Adieu Welt. Bis morgen. Vielleicht.
Wie konnte sie nur so dämlich sein und in dieser unbequemen Wanne einschlafen? Sie war keine zwanzig mehr und selbst dann wäre diese Schüssel, die das halbe Badezimmer in Beschlag nahm, der unbequemste Ort, den man sich vorstellen konnte.
Mit schmerzverzerrtem Gesicht knetete sie mit der rechten Hand den linken Schultermuskelstrang. Jede kleinste Bewegung war eine Qual. Stück für Stück versuchte Hannah, sich aus ihrem Übel zu befreien. Ihr Körper war stocksteif und das Aufstehen glich einer Zeitlupenaufnahme.
Die Haare standen ihr wirr ins Gesicht, als sie endlich beide Beine außerhalb der Wanne auf den Boden brachte und in den kleinen Wandspiegel starrte. Um Himmels willen, wer war diese Frau, die ihr da entgegensah?
Mit der rechten Hand wuschelte Hannah durch ihre Haare, der Dutt rutschte endgültig ins Nirwana. Sie drehte den Wasserhahn auf und schöpfte sich kaltes Wasser ins Gesicht. Der anschließende Blick auf ihr Smartphone verriet, was sie bereits ahnte: halb fünf Uhr morgens. Die letzten Tage hatten sie so geschlaucht, dass sie Stunden geschlafen haben musste, ohne auch nur einmal zu zucken.
Mehr als die Uhrzeit war dann selbst ihr Telefon nicht mehr gewillt zu geben.
Akku tot.
Die Powerbank für Notreserven ebenso.
Das Kabel – na klar – im Bus.
Hannah holte tief Luft. Sie war irgendwo im Nirgendwo gelandet, sie war nicht mehr erreichbar und niemand würde sie finden. Halt, doch, Andy. Und der würde sie schneller hier rausholen, als dass er noch weiter auf sie warten würde. Also gut, sie würde hier nicht einsam und allein für immer enden.

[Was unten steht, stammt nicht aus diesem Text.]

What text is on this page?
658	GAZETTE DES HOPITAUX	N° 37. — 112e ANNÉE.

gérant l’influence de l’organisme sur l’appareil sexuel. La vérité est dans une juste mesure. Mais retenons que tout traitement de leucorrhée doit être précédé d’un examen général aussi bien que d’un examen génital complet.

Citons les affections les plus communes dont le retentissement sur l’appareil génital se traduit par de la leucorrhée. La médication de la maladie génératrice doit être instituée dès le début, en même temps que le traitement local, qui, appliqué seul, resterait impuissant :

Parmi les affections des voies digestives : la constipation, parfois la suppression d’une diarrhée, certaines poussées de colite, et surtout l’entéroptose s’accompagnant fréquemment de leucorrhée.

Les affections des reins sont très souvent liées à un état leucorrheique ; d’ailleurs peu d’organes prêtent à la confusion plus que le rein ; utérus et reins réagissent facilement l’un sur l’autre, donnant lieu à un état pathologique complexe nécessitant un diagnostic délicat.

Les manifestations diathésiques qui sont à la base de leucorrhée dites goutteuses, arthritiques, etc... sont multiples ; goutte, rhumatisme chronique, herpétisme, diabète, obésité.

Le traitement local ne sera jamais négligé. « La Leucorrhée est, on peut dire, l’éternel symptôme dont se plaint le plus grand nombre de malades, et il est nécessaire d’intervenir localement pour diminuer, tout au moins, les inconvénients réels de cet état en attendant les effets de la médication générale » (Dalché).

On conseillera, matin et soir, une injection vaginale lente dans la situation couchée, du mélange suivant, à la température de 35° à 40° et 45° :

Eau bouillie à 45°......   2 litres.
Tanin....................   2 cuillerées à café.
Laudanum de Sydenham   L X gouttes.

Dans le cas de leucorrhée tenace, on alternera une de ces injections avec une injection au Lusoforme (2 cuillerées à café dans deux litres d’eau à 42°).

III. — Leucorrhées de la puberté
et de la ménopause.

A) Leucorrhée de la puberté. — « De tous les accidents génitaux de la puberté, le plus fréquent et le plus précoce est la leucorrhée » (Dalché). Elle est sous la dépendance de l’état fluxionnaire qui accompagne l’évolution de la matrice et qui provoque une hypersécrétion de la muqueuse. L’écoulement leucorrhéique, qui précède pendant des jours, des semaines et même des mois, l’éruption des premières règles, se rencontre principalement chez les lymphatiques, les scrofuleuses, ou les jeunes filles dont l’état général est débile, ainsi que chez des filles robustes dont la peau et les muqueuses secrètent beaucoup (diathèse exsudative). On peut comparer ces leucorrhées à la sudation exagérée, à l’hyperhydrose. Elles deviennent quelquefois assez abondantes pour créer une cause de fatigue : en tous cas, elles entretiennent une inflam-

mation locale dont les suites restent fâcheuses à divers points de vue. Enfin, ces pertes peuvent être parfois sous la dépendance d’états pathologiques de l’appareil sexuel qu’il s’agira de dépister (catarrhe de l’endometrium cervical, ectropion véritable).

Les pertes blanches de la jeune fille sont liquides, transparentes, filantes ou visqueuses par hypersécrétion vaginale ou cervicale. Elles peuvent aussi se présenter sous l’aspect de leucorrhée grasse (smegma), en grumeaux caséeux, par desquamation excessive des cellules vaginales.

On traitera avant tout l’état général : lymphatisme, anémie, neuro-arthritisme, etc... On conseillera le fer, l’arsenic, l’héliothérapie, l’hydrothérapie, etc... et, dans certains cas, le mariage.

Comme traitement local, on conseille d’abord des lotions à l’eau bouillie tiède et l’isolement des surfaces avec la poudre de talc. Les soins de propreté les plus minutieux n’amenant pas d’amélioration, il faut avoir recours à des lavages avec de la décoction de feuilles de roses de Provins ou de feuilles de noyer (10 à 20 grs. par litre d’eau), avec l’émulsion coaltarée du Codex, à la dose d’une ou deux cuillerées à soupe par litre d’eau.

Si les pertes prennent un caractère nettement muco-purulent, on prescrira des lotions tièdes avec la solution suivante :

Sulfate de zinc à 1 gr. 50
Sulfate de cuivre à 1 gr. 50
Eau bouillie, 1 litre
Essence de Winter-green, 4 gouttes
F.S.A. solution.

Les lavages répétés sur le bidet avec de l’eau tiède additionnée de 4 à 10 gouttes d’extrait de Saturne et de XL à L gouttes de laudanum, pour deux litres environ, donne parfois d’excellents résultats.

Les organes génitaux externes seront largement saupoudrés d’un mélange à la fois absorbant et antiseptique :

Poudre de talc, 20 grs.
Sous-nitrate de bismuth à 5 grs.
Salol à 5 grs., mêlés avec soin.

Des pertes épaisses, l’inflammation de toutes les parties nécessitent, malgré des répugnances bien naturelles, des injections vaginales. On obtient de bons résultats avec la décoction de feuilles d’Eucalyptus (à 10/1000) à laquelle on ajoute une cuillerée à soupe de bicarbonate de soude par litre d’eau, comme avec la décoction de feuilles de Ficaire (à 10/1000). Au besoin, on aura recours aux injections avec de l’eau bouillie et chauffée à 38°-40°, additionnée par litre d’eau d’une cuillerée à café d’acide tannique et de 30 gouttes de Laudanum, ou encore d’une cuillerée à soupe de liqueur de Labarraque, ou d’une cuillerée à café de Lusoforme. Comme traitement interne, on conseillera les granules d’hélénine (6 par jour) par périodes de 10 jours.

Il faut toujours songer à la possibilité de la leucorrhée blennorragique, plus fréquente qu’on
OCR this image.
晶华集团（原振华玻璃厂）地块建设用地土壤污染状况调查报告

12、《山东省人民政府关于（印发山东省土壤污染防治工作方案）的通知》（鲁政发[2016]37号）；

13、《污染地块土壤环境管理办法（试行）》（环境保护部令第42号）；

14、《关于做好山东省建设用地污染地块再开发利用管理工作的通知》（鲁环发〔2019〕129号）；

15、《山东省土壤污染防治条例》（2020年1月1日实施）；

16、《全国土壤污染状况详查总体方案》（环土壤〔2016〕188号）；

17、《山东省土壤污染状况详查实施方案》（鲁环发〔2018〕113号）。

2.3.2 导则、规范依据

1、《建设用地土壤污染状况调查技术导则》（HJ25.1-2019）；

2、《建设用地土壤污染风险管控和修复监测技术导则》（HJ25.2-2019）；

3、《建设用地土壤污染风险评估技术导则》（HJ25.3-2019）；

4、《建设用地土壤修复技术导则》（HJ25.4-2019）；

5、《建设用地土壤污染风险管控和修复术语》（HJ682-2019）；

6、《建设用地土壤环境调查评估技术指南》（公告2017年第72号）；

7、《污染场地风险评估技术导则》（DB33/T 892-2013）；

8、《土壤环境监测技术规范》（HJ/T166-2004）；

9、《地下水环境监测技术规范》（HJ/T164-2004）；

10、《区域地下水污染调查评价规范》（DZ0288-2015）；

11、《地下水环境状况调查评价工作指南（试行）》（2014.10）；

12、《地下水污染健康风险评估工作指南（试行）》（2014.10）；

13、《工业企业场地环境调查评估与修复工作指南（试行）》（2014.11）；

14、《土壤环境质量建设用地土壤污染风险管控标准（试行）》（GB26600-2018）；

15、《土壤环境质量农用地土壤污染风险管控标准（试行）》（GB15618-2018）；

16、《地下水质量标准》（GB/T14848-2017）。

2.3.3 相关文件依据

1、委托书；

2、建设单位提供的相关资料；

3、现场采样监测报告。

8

Erleichtert ob dieses Gedankens ließ sie sich in das himmlisch weiche Bett fallen, zog die Decke über den Kopf und der nur kurz unterbrochene Schlaf holte sie im Nu wieder ein.
»Kann ich den Kaffee und das Sandwich einfach mitnehmen?«, fragte Hannah eine junge Angestellte, die gerade die letzten Tische abräumte, als sie kurz vor Ende der Frühstückszeit in den kleinen Speiseraum gerauscht kam.
Die Frau sah sie etwas ungläubig an. »Also eigentlich . . .«, begann sie, als Sarah just in diesem Moment um die Ecke bog und sich zu ihnen gesellte.